球状の石英ガラス粉を原料に使用して、光や流体を透過する開気孔型の多孔質材料を開発しました。
樹脂に比べて耐熱性に優れ、金属に比べて耐熱性や耐薬品性・耐食性に優れており、アルミナ等のセラミックスと比べて純度が高く、熱衝撃にも強い材料です。
開気孔であるため、気体や液体を透過します。
形状自由度が高く、円板(φ300mmまで可能)や円筒形状を製造することが出来ます。また、石英ガラス緻密体との溶接・接合により複合部品を製造することも出来ます。

石英ガラス多孔体の製品イメージ

石英ガラス多孔体製品例(円盤形状)

機能・特徴

耐熱性、耐熱衝撃性
球状の高純度石英ガラス粉から作られた石英ガラス多孔体は、高い耐熱性を持ち、熱衝撃にも強い材料です。1000℃の高温環境にも耐えることができ、酸化雰囲気でも安定して使用可能です。またセラミックスや一般のガラスでは破損してしまうような急熱急冷にも耐えることができます。
熱伝導特性、熱膨張特性
高純度石英ガラス多孔体の熱伝導率は非常に低いため、断熱性に優れています。
また、石英ガラスの熱膨張率は非常に低く、温度変化による寸法変化を低く抑えることができます。
耐薬品性、耐食性
高純度石英ガラス多孔体は、酸やアルカリに強く、樹脂や金属が使えなかった過酷な環境下でも使用する事が出来ます。
ただし、フッ酸や300℃以上のリン酸とは反応します。
光透過性、拡散性
透明な石英ガラス粉を原料としているため、アルミナ等のセラミック多孔体と違って、光を透過します。ただし多孔質のため、散乱光での透過ですので、見た目には白色で、不透明です。

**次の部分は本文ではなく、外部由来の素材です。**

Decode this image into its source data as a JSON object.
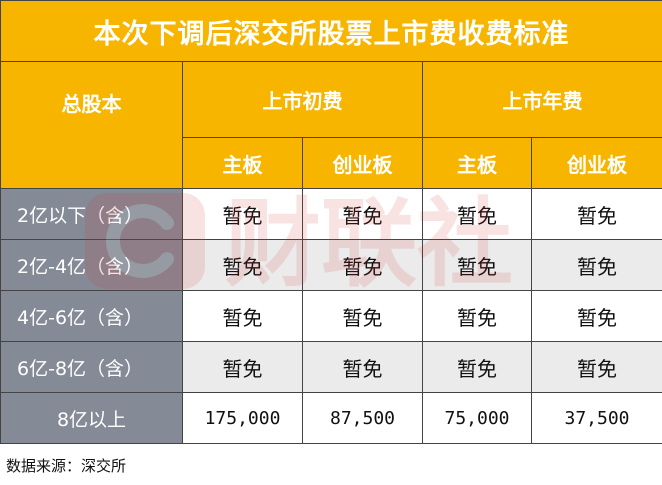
{
  "title": "本次下调后深交所股票上市费收费标准",
  "header": {
    "total_shares": "总股本",
    "initial_fee": "上市初费",
    "annual_fee": "上市年费",
    "main_board": "主板",
    "chinext": "创业板"
  },
  "rows": [
    {
      "label": "2亿以下（含）",
      "values": [
        "暂免",
        "暂免",
        "暂免",
        "暂免"
      ]
    },
    {
      "label": "2亿-4亿（含）",
      "values": [
        "暂免",
        "暂免",
        "暂免",
        "暂免"
      ]
    },
    {
      "label": "4亿-6亿（含）",
      "values": [
        "暂免",
        "暂免",
        "暂免",
        "暂免"
      ]
    },
    {
      "label": "6亿-8亿（含）",
      "values": [
        "暂免",
        "暂免",
        "暂免",
        "暂免"
      ]
    },
    {
      "label": "8亿以上",
      "values": [
        "175,000",
        "87,500",
        "75,000",
        "37,500"
      ]
    }
  ],
  "source": "数据来源：深交所",
  "watermark": "财联社",
  "colors": {
    "header_bg": "#f7b500",
    "label_bg": "#858b96",
    "stripe_bg": "#ebebeb",
    "watermark": "#d12a2a"
  }
}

光透過の実例(石英ガラス多孔体背面からライトを照射)

光拡散の実例(石英ガラス多孔体下面からレーザーを照射)

(1)全透過率スペクトル

全透過率スペクトル(例)

(2)全反射率スペクトル

全反射率スペクトル(例)

(3)透過光強度の角度依存性

透過光強度の角度依存性(例)

流体透過性
開気孔であるため、液体や気体を透過します。このためフィルターや担持体としての使用も可能です。
気孔径は、3~15μmまで対応でき、気孔率も、15~40%の範囲で対応可能です。
石英ガラス緻密体との複合化
石英ガラスとの溶接や接合をすることが出来るため、緻密体と多孔体の複合部品を作ることが出来ます。

純度
不純物の含有量が少ない合成石英ガラスを原料としており、非常に高純度です。また、石英ガラス粉を純化することで、さらに高純度な多孔体を製造することも出来ます。

材料特性

流量特性の一例(φ20x40L円筒形状)

技術解説

石英ガラス多孔体は、アルミナやジルコニア等のセラミックス材料のように粉体を焼き固めて作ります。液体に原料を混ぜたスラリーと呼ばれるものを型に流し込み、ゲルキャスト法と呼ばれる手法でスラリーをゼリーのように固めて成形します。セラミックス材料の成形においては、加圧や加温を必要とすることが多いですが、この方法では必要ありません。型の形状を工夫することで、複雑な形状でも比較的容易に製造可能です。
焼成では、一般的なガラス材料のように溶融せず、固化したスラリーを炉に入れて焼成します。高温で焼成することで、一つ一つの粒子がしっかりと結合し、強度を持った多孔体を得ることが出来ます。このため、脱粒の心配もありません。
原料の石英ガラス粉の粒度を管理することにより、気孔径や気孔率を制御することが出来ます。
また、石英ガラス粉を純化することで、さらに高純度な多孔体を製造することも出来ます。
石英ガラス多孔体は、粒子の隙間(気孔)が繋がって開気孔になっているため、液体や気体などの流体を透過することが出来ます。

用途例

フィルター、真空破壊用ディフューザー、真空チャック、触媒担体など。

用語解説

開気孔
外気と繋がった気孔。外気と繋がっていない気孔は閉気孔と呼ばれる。
ゲルキャスト
セラミックスの成形方法の一種で、鋳込み成形を進化させたもの。加圧成形などに比べて、安価に製造することが出来る。
スラリー
液体に固体粒子がまざった懸濁液で、濃厚なものをいう。
純度
物質中に含まれる主成分が占める割合。
耐熱衝撃性
急激な温度変化にどこまで耐えられるかを示す。特に水中などで急冷した際に、強度が急激に低下する温度を耐熱衝撃温度と呼び、ΔTで表すことがある。
熱膨張率
温度の上昇によって物体の長さ・体積が膨張する割合。